Characteristics and history
In the early 1990s, producers Moritz Von Oswald and Mark Ernestus formed Basic Channel, a duo credited for defining dub techno. In addition to making the presence of minimalism commonplace in the techno scene, they also incorporated delay effects that were recurrent in dub music.
They then formed the label Chain Reaction; while still releasing the same type of dub-infused techno that Basic Channel created, such as the track "Cyan I" by Monolake, the label also distributed techno without dub elements, such as Continuous Mode's "Direct Out / Direct Drive". Regardless, what Thump writer Josh Baines described as a "thawing of ice as a sonic aesthetic" that was present in Basic Channel's works before Chain Reaction still remained in all recordings issued under the label.

Another label, Rhythm & Sound, was started by Oswald and Ernestus, and focused strictly on dub reggae and dub techno unlike Chain Reaction. The works of Rhythm & Sound featured representations of the sound system culture of Jamaica, the country where dub was formed, as well as authentic elements of the roots of dub. According to Baines, this type of dub techno was "the kind of smoked out dub that's an approximate aural recreation of the effect that incredibly potent mairjuana [sic] has on the brain" and "a haunting, haunted, tripped out site of memorial exploration" where "Everything sounds half-remembered, half-there, half-real."

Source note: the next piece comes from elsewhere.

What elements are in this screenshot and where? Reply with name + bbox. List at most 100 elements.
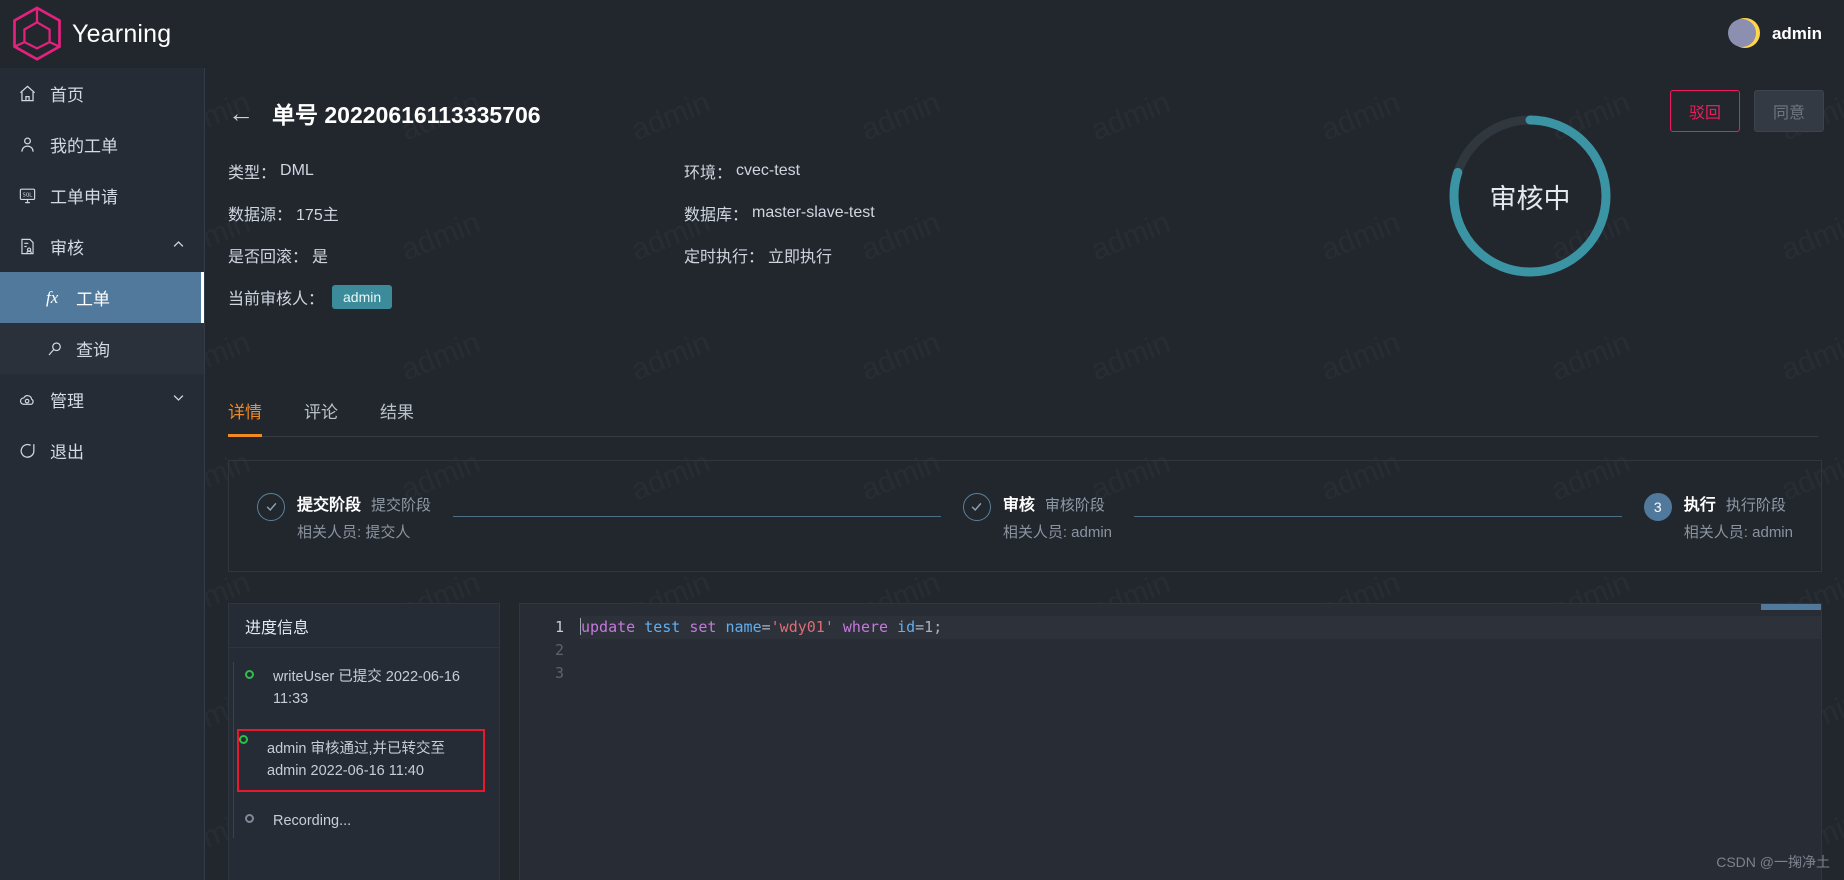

The "clicks and cuts movement" in the 1990s formed by Mille Plateaux, is labeled by Baines as also characterizing dub techno's sound; the label's releases focused on making the same type of dub techno that Basic Channel and their imprints recorded and issued, only much more melodic. The exposure of dub techno was then brought over to the United States by Rod Modell with his project Deepchord.

Analysis
Baines compared dub techno to ambient music, in that music of both genres acts as "background music" on purpose; it never tries to adventure into new and unique territory, because its only purpose is to be "placid, unquestioning" and "deeply soothing." He analyzed that the best tracks in the dub techno style do what little it does amazingly, in that "every element in the mix is given breathing space and, accordingly, takes on a sense of the organic."